When my wife was diagnosed with breast cancer, we ate well. Mary Beth and I had both read the terrifying pathology report of a tumor the size of an olive. The surgical digging for lymph nodes was followed by months of radiation. We ate very well.
Friends drove Mary Beth to her radiation sessions and sometimes to her favorite ice cream shop on the half-hour drive back from the hospital. She always ordered a chocolate malt. Extra thick.
Our family feasted for months on the lovingly prepared dishes brought by friends from work and church and the neighborhood: chicken breasts encrusted with parmesan, covered safely in tin foil; pots of thick soup with hearty bread; bubbling pans of lasagna and macaroni and cheese. There were warm home-baked rolls in tea towel–covered baskets, ham with dark baked pineapple rings, scalloped potatoes, and warm pies overflowing with the syrups of cherries or apples.
Leftovers piled up in the refrigerator, and soon the freezer filled up too, this tsunami of food offerings an edible symbol of our community’s abundant generosity.
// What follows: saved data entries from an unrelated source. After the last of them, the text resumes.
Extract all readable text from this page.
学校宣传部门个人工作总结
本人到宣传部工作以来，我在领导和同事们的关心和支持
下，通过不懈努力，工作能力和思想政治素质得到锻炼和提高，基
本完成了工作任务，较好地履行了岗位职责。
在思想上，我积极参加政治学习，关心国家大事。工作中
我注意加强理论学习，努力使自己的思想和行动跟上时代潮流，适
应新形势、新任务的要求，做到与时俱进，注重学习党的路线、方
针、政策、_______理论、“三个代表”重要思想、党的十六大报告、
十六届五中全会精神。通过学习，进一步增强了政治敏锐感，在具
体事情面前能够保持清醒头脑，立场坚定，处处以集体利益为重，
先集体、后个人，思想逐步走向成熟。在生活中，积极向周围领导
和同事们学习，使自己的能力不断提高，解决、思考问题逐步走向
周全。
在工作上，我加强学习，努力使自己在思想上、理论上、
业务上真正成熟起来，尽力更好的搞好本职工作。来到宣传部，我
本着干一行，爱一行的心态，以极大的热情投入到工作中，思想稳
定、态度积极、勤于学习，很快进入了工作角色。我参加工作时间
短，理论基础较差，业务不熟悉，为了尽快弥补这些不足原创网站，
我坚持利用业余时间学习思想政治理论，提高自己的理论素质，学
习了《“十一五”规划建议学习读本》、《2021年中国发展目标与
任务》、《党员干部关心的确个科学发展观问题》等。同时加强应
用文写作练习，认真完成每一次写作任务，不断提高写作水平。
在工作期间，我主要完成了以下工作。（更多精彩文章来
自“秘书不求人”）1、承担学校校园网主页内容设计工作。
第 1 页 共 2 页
Although few said the word breast unless it belonged to a chicken, many friends were familiar with the word cancer and said it often, without flinching. They asked how we were doing, sent notes and cards, passed along things they’d read about treatments and medications, emailed links to good recovery websites and the titles of helpful books, called frequently, placed gentle if tentative hands on shoulders, spoke in low and warm tones, wondered if we had enough food. The phrase we heard most was: “If there’s anything I can do ... ”
In the following months, after Mary Beth had begun speaking in full sentences again and could stay awake for an entire meal, the stored foods in the freezer ran out, and we began cooking on our own again. Our children, Nick and Maggie, sometimes complained jokingly about our daily fare. “Someone should get cancer so we can eat better food,” they’d say. And we actually laughed.
* * *
Almost a decade later, our daughter, Maggie, was admitted to a psychiatric hospital and diagnosed with bipolar disorder, following years of secret alcohol and drug abuse.
No warm casseroles.
At 19, she was arrested for drug possession, faced a judge, and was placed on a probation program. Before her hearings, we ate soup and grilled cheese in a restaurant near the courthouse, mere booths away from the lawyers, police officers, and court clerks she might later see.
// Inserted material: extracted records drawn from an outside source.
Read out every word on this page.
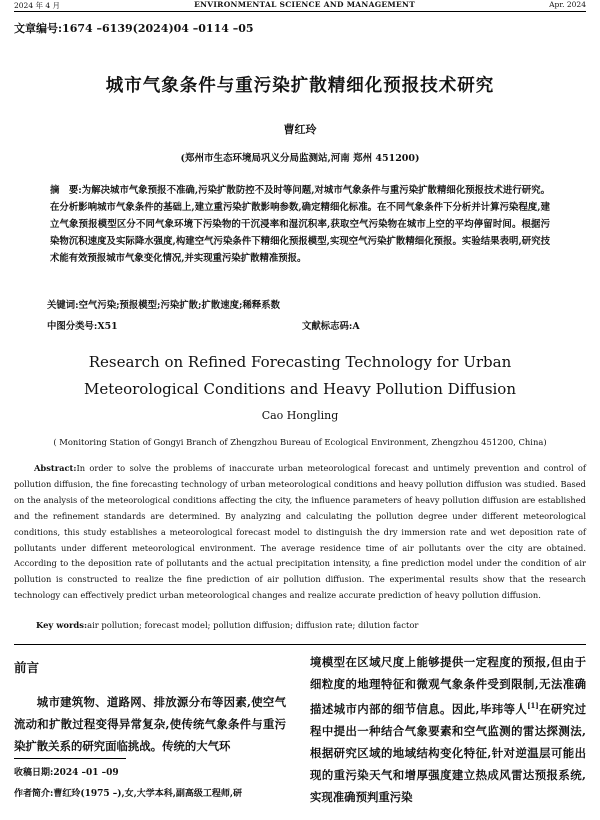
2024 年 4 月	ENVIRONMENTAL SCIENCE AND MANAGEMENT	Apr. 2024
文章编号:1674 –6139(2024)04 –0114 –05
城市气象条件与重污染扩散精细化预报技术研究
曹红玲
(郑州市生态环境局巩义分局监测站,河南 郑州 451200)
摘　要:为解决城市气象预报不准确,污染扩散防控不及时等问题,对城市气象条件与重污染扩散精细化预报技术进行研究。在分析影响城市气象条件的基础上,建立重污染扩散影响参数,确定精细化标准。在不同气象条件下分析并计算污染程度,建立气象预报模型区分不同气象环境下污染物的干沉浸率和湿沉积率,获取空气污染物在城市上空的平均停留时间。根据污染物沉积速度及实际降水强度,构建空气污染条件下精细化预报模型,实现空气污染扩散精细化预报。实验结果表明,研究技术能有效预报城市气象变化情况,并实现重污染扩散精准预报。
关键词:空气污染;预报模型;污染扩散;扩散速度;稀释系数
中图分类号:X51	文献标志码:A
Research on Refined Forecasting Technology for Urban
Meteorological Conditions and Heavy Pollution Diffusion
Cao Hongling
( Monitoring Station of Gongyi Branch of Zhengzhou Bureau of Ecological Environment, Zhengzhou 451200, China)
Abstract:In order to solve the problems of inaccurate urban meteorological forecast and untimely prevention and control of pollution diffusion, the fine forecasting technology of urban meteorological conditions and heavy pollution diffusion was studied. Based on the analysis of the meteorological conditions affecting the city, the influence parameters of heavy pollution diffusion are established and the refinement standards are determined. By analyzing and calculating the pollution degree under different meteorological conditions, this study establishes a meteorological forecast model to distinguish the dry immersion rate and wet deposition rate of pollutants under different meteorological environment. The average residence time of air pollutants over the city are obtained. According to the deposition rate of pollutants and the actual precipitation intensity, a fine prediction model under the condition of air pollution is constructed to realize the fine prediction of air pollution diffusion. The experimental results show that the research technology can effectively predict urban meteorological changes and realize accurate prediction of heavy pollution diffusion.
Key words:air pollution; forecast model; pollution diffusion; diffusion rate; dilution factor
前言
城市建筑物、道路网、排放源分布等因素,使空气流动和扩散过程变得异常复杂,使传统气象条件与重污染扩散关系的研究面临挑战。传统的大气环
境模型在区域尺度上能够提供一定程度的预报,但由于细粒度的地理特征和微观气象条件受到限制,无法准确描述城市内部的细节信息。因此,毕玮等人[1]在研究过程中提出一种结合气象要素和空气监测的雷达探测法,根据研究区域的地域结构变化特征,针对逆温层可能出现的重污染天气和增厚强度建立热成风雷达预报系统,实现准确预判重污染
收稿日期:2024 –01 –09
作者简介:曹红玲(1975 –),女,大学本科,副高级工程师,研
No scalloped potatoes in tinfoil pans.
Maggie was disciplined by her college for breaking the drug and alcohol rules. She began an outpatient recovery program. She took a medical leave from school. She was admitted to a psychiatric hospital, diagnosed, released. She began years of counseling, recovery meetings, and intensive outpatient rehabilitation. She lived in a recovery house, relapsed, then spent seven weeks in a drug and alcohol addiction treatment center.
No soup, no homemade loaves of bread.